Una signora romana di 77 anni, pensionata e vedova, conosciuto sui social un uomo misterioso, tale Mark Orion, che le ha giurato amore eterno, pur non avendolo mai visto, nel giro di sette mesi gli ha girato 40 mila euro, prima con la Western Union, poi con dei bonifici. Aveva persino chiesto un prestito in banca per potergli inviare altro denaro. È stata la figlia della donna a scoprire tutto. La procura ha aperto un’inchiesta per circonvenzione [Mess].

Molte di queste persone hanno famiglia, figli, non sono, poi, così sole.

«Questo non vuol dire niente. Puoi sentirti solo a cena con tutta la famiglia, puoi sentirti solo seduto sul divano accanto a tuo marito, sapere che non puoi parlare di certe cose. È una sorta di condanna, a volte, la famiglia. C’è gente che non comunica da anni le proprie emozioni».

È un fenomeno tutto moderno?

«Le mamme e le nonne non vivevano di queste cose, primo perché non c’erano i computer, il virtuale, e poi perché avevano una qualità di vita, forse peggiore, ma che era piena di tante cose: figli da curare, spesa da fare, era molto più duro vivere».

Anche in quegli anni si sognavano passioni e amori.

«Sì, ma la tua passione rimaneva ferma al manifesto della ragazza in bikini. E quando tornavi a casa, tutto rientrava nella routine. Non pensavi certo di contattarla. Ora tutto sembra possibile ed è diventata tanta la gente che vive più nel virtuale che nel reale. Puoi avere una bella macchina, bei vestiti, però poi torni a casa e non c’è nulla che riesca a emozionarti» [Paolo Crepet, 70 anni, psichiatra, a C. Man., Mess].

«Se da calciatore dici che sei gay, sei morto. Ricordo che una volta venne una persona a parlare di omosessualità alla squadra. Certi colleghi dissero che l’omosessualità era contro la loro religione e che se c’era un gay in spogliatoio bisognava cacciarlo dal club. Io ho giocato con gay, ne hanno parlato con me, da soli, perché hanno paura di aprirsi pubblicamente. Ci sono almeno due gay per squadra. Ma nel calcio se lo dici sei finito» (l’ex calciatore francese Patric Evra, 40 anni, in un incontro con i lettori del quotidiano Le Parisien).

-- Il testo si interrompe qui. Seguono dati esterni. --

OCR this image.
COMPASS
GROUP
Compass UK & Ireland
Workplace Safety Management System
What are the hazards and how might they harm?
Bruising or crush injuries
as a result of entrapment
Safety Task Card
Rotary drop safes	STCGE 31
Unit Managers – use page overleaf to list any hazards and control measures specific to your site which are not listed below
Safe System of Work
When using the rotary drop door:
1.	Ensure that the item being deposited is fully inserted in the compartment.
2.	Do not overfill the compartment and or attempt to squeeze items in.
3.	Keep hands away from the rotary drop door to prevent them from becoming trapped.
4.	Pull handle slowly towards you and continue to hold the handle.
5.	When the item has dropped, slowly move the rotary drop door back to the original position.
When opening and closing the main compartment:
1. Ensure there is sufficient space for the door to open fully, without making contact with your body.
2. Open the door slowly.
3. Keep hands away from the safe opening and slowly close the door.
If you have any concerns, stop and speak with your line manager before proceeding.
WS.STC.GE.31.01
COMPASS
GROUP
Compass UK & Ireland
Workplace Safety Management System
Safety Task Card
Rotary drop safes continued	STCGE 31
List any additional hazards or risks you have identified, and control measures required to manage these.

«Tinder lo conoscono tutti. È l’app dove i millennial cercano qualcuno con cui fare sesso. Yubo non lo conoscono tutti. È un’app di incontri per adolescenti dove i ragazzini di 13 anni si conoscono, giocano e si scambiano foto porno. Soprannominato “Tinder for Teens”, Yubo è un social basato sulla posizione geografica con molti servizi dentro: oltre alla chat tradizionali si possono fare chat video e live streaming. L’hanno lanciato nel 2015 tre studenti di ingegneria francesi ma è solo nel 2020, con la pandemia, che ha registrato un aumento significativo di utenti – adolescenti in quarantena che o tiravano testate contro il muro o stavano in video con amici a giocare, fare compiti, scaccolarsi. Così Yubo ha raddoppiato il numero di nuove iscrizioni giornaliere, 30.000 al giorno a metà aprile. Ora gli iscritti sono ottanta milioni in tutto il mondo» [Foglio].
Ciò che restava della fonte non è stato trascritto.